WIEN/FLORENZ. Veraltet, überlastet, überarbeitetes Lehrpersonal: Positive Nachrichten über das Bildungssystem liest man selten.

Prekär ist die Lage in den Kindergärten, die Pädagoginnen und Pädagogen in der frühkindlichen Bildung sind erst im Oktober dieses Jahres für ihre Anliegen auf die Straßen gegangen. Ihre Forderungen dabei waren vor allem kleinere Gruppen mit mehr Personal, damit man mehr Zeit für die Bildungsarbeit hat, eine einheitliche Ausbildung der Assistenzkräfte in den Kindergärten, ausreichend Zeit, um Unterrichtsmaterialien vor- und nachzubereiten und einheitliche Rahmenbedingungen auf Bundesebene.

Eine Initiative zur Steigerung der Qualität in den Wiener Kindergärten wurde von Vizebürgermeister Christoph Wiederkehr und Gemeinderat Marcus Gremel vorgestellt. Der Dialog Elementarpädagogik, der bereits Anfang des Jahres ins Leben gerufen wurde, hat in Zusammenarbeit mit verschiedenen Trägerorganisationen wie den Wiener Kinderfreunden und anderen, Konzepte für verbesserte Rahmenbedingungen erarbeitet.

Neue Konzepte

Die erarbeiteten Konzepte basieren auf Arbeitsgruppen, die sich Themen wie der Entlastung von Pädagogen und Pädagoginnen, Qualifizierung und Personalrecruiting, sowie der strategischen Planung des Fördersystems widmeten. Mit dem Ziel, die Qualität in Kindergärten zu verbessern, werden finanzielle Maßnahmen zur Sicherstellung des Platzangebots und eine Aufstockung von Assistentenstunden umgesetzt.

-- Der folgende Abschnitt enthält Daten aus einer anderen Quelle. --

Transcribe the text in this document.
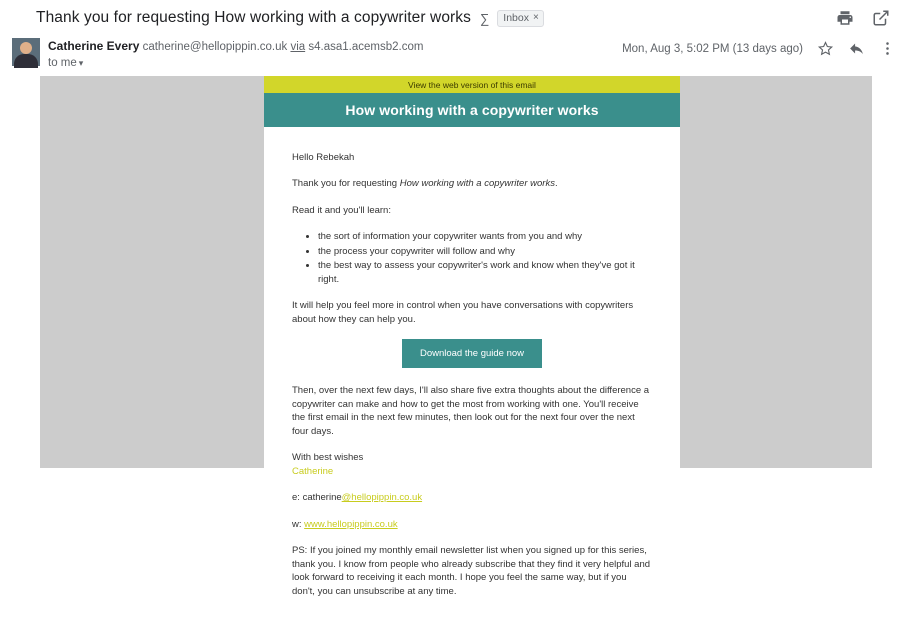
Thank you for requesting How working with a copywriter works ∑ Inbox ×
Catherine Every catherine@hellopippin.co.uk via s4.asa1.acemsb2.com
to me ▾
Mon, Aug 3, 5:02 PM (13 days ago)
View the web version of this email
How working with a copywriter works

Hello Rebekah

Thank you for requesting How working with a copywriter works.

Read it and you'll learn:

• the sort of information your copywriter wants from you and why
• the process your copywriter will follow and why
• the best way to assess your copywriter's work and know when they've got it right.

It will help you feel more in control when you have conversations with copywriters about how they can help you.

Download the guide now

Then, over the next few days, I'll also share five extra thoughts about the difference a copywriter can make and how to get the most from working with one. You'll receive the first email in the next few minutes, then look out for the next four over the next four days.

With best wishes

Catherine

e: catherine@hellopippin.co.uk

w: www.hellopippin.co.uk

PS: If you joined my monthly email newsletter list when you signed up for this series, thank you. I know from people who already subscribe that they find it very helpful and look forward to receiving it each month. I hope you feel the same way, but if you don't, you can unsubscribe at any time.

In einem Schritt plant die Stadt Wien, das Kindergartengesetz zu ändern, indem mehr Assistentinnenstunden für die Arbeit mit Kindern in Kleinkind- und Familiengruppen gesetzlich verankert werden. Diese Maßnahmen zielen darauf ab, Pädagogen und Pädagoginnen zu entlasten und den Kindern mehr Zeit und Aufmerksamkeit zu schenken, trotz des anhaltenden Fachkräftemangels.

Platzmangel

Ein Blick über die Landesgrenze nach Italien zeigt ähnliches. Florenz ist beliebtes Reiseziel für Touristinnen und Touristen aus der ganzen Welt, was aber dazu führt, dass die Einheimischen sich in der eigenen Stadt nicht mehr heimisch fühlen. Ein Spaziergang durch das Stadtzentrum zeigt auch: Spielplätze gibt es kaum, Kinder im Kindergarten- oder Schulalter sieht man nicht wirklich.

Foto: mia

Die Struktur des Systems variiert je nach Region. Die Vorschulerziehung ist in drei Altersstufen unterteilt: eine für Kinder von 0 bis 3 Jahren (asilo nido), eine für Drei- bis Sechs-Jährige (scuola dell'infanzia) und eine gemischte Altersgruppe.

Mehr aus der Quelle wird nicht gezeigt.